Pro Bollinger Bands CalculatorThe "Pro Bollinger Bands Calculator" indicator joins our suite of custom trading tools, which includes the "Pro Supertrend Calculator", the "Pro RSI Calculator" and the "Pro Momentum Calculator."
Expanding on this series, the "Pro Bollinger Bands Calculator" is tailored to offer traders deeper insights into market dynamics by harnessing the power of the Bollinger Bands indicator.
Its core mission remains unchanged: to scrutinize historical price data and provide informed predictions about future price movements, with a specific focus on detecting potential bullish (green) or bearish (red) candlestick patterns.
1. Bollinger Bands Calculation:
The indicator kicks off by computing the Bollinger Bands, a well-known volatility indicator. It calculates two pivotal Bollinger Bands parameters:
- Bollinger Bands Length: This parameter sets the lookback period for Bollinger Bands calculations.
- Bollinger Bands Deviation: It determines the deviation multiplier for the upper and lower bands, typically set at 2.0.
2. Visualizing Bollinger Bands:
The Bollinger Bands derived from the calculations are skillfully plotted on the price chart:
- Red Line: Represents the upper Bollinger Band during bearish trends, suggesting potential price declines.
- Teal Line: Represents the lower Bollinger Band in bullish market conditions, signaling the possibility of price increases.
3.Analyzing Consecutive Candlesticks:
The indicator's core functionality revolves around tracking consecutive candlestick patterns based on their relationship with the Bollinger Bands lines. To be considered for analysis, a candlestick must consistently close either above (green candles) or below (red candles) the Bollinger Bands lines for multiple consecutive periods.
4. Labeling and Enumeration:
To convey the count of consecutive candles displaying consistent trend behavior, the indicator meticulously assigns labels to the price chart. The position of these labels varies depending on the direction of the trend, appearing either below (for bullish patterns) or above (for bearish patterns) the candlesticks. The label colors match the candle colors: green labels for bullish candles and red labels for bearish ones.
5. Tabular Data Presentation:
The indicator complements its graphical analysis with a customizable table that prominently displays comprehensive statistical insights. Key data points within the table encompass:
- Consecutive Candles: The count of consecutive candles displaying consistent trend characteristics.
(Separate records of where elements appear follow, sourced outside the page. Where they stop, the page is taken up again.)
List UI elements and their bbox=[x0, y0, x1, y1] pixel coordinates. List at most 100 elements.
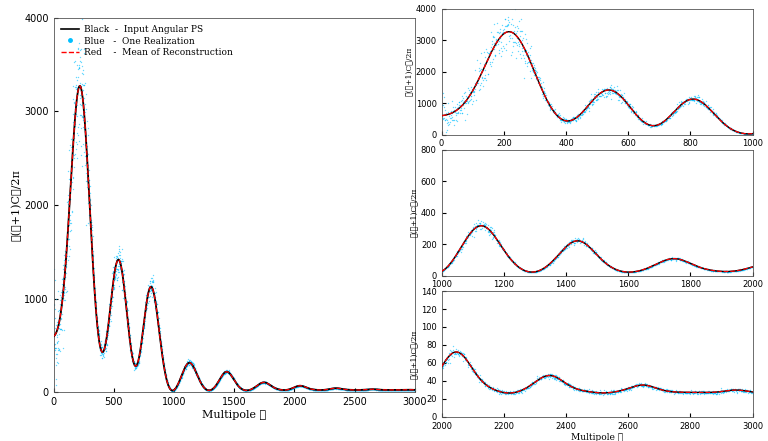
Point bbox=[600, 389, 612, 396]
Point bbox=[515, 55, 528, 62]
Point bbox=[445, 114, 458, 121]
Point bbox=[319, 386, 332, 393]
Point bbox=[495, 244, 507, 251]
Point bbox=[683, 259, 695, 266]
Point bbox=[607, 88, 620, 95]
Point bbox=[356, 386, 369, 393]
Point bbox=[211, 381, 223, 389]
Point bbox=[270, 385, 283, 392]
Point bbox=[508, 388, 520, 395]
Point bbox=[305, 386, 317, 393]
Point bbox=[588, 389, 600, 396]
Point bbox=[262, 381, 274, 388]
Point bbox=[102, 327, 114, 334]
Point bbox=[545, 371, 558, 378]
Point bbox=[535, 79, 547, 86]
Point bbox=[107, 293, 119, 300]
Point bbox=[589, 90, 601, 97]
Point bbox=[137, 334, 149, 341]
Point bbox=[562, 243, 574, 250]
Point bbox=[180, 361, 192, 368]
Point bbox=[579, 108, 591, 116]
Point bbox=[277, 387, 290, 394]
Point bbox=[740, 265, 752, 273]
Point bbox=[701, 266, 713, 273]
Point bbox=[518, 47, 531, 54]
Point bbox=[738, 130, 750, 137]
Point bbox=[473, 67, 485, 74]
Point bbox=[345, 386, 357, 393]
Point bbox=[386, 387, 398, 394]
Point bbox=[496, 247, 508, 254]
Point bbox=[663, 114, 675, 121]
Point bbox=[336, 385, 349, 392]
Point bbox=[349, 386, 362, 393]
Point bbox=[630, 268, 642, 275]
Point bbox=[672, 103, 684, 110]
Point bbox=[525, 269, 537, 276]
Point bbox=[153, 321, 165, 329]
Point bbox=[296, 382, 308, 389]
Point bbox=[744, 131, 756, 138]
Point bbox=[687, 389, 700, 396]
Point bbox=[152, 319, 164, 326]
Point bbox=[560, 117, 572, 124]
Point bbox=[615, 386, 627, 393]
Point bbox=[372, 386, 385, 393]
Point bbox=[240, 387, 253, 394]
Point bbox=[522, 385, 535, 392]
Point bbox=[152, 314, 164, 321]
Point bbox=[492, 236, 505, 243]
Point bbox=[54, 309, 66, 316]
Point bbox=[651, 261, 664, 268]
Point bbox=[116, 287, 128, 294]
Point bbox=[654, 121, 666, 128]
Point bbox=[126, 352, 138, 359]
Point bbox=[450, 348, 462, 355]
Point bbox=[99, 337, 111, 344]
Point bbox=[343, 386, 356, 393]
Point bbox=[472, 374, 484, 381]
Point bbox=[163, 384, 175, 391]
Point bbox=[444, 118, 456, 125]
Point bbox=[488, 229, 500, 236]
Point bbox=[734, 266, 746, 273]
Point bbox=[727, 267, 739, 274]
Point bbox=[392, 386, 405, 393]
Point bbox=[547, 108, 559, 116]
Point bbox=[316, 386, 328, 393]
Point bbox=[574, 113, 587, 120]
Point bbox=[498, 29, 510, 36]
Point bbox=[484, 384, 496, 391]
Point bbox=[659, 386, 671, 393]
Point bbox=[518, 385, 530, 392]
Point bbox=[168, 386, 180, 393]
Point bbox=[525, 269, 538, 276]
Point bbox=[220, 366, 232, 374]
Point bbox=[723, 387, 736, 394]
Point bbox=[193, 375, 205, 382]
Point bbox=[163, 383, 175, 390]
Point bbox=[687, 389, 699, 396]
Point bbox=[394, 386, 406, 393]
Point bbox=[385, 386, 397, 393]
Point bbox=[740, 130, 752, 137]
Point bbox=[92, 330, 104, 337]
Point bbox=[326, 385, 339, 392]
Point bbox=[714, 268, 727, 275]
Point bbox=[245, 385, 257, 392]
Point bbox=[494, 239, 506, 246]
Point bbox=[256, 379, 268, 386]
Point bbox=[278, 387, 290, 394]
Point bbox=[373, 386, 386, 393]
Point bbox=[302, 385, 314, 392]
Point bbox=[253, 381, 266, 388]
Point bbox=[252, 381, 264, 389]
Point bbox=[291, 383, 303, 390]
Point bbox=[660, 388, 673, 395]
Point bbox=[56, 292, 68, 299]
Point bbox=[346, 386, 359, 393]
Point bbox=[632, 112, 644, 119]
Point bbox=[590, 89, 602, 96]
Point bbox=[653, 385, 665, 392]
- Candles Above Upper BB: The number of candles closing above the upper Bollinger Band during the consecutive period.
- Candles Below Lower BB: The number of candles closing below the lower Bollinger Band during the consecutive period.
- Upcoming Green Candle: An estimated probability of the next candlestick being bullish, derived from historical data.
- Upcoming Red Candle: An estimated probability of the next candlestick being bearish, also based on historical data.
6. Custom Configuration:
To cater to diverse trading strategies and preferences, the indicator offers extensive customization options. Traders can fine-tune parameters such as Bollinger Bands length, upper and lower band deviations, label and table placement, and table size to align with their unique trading approaches.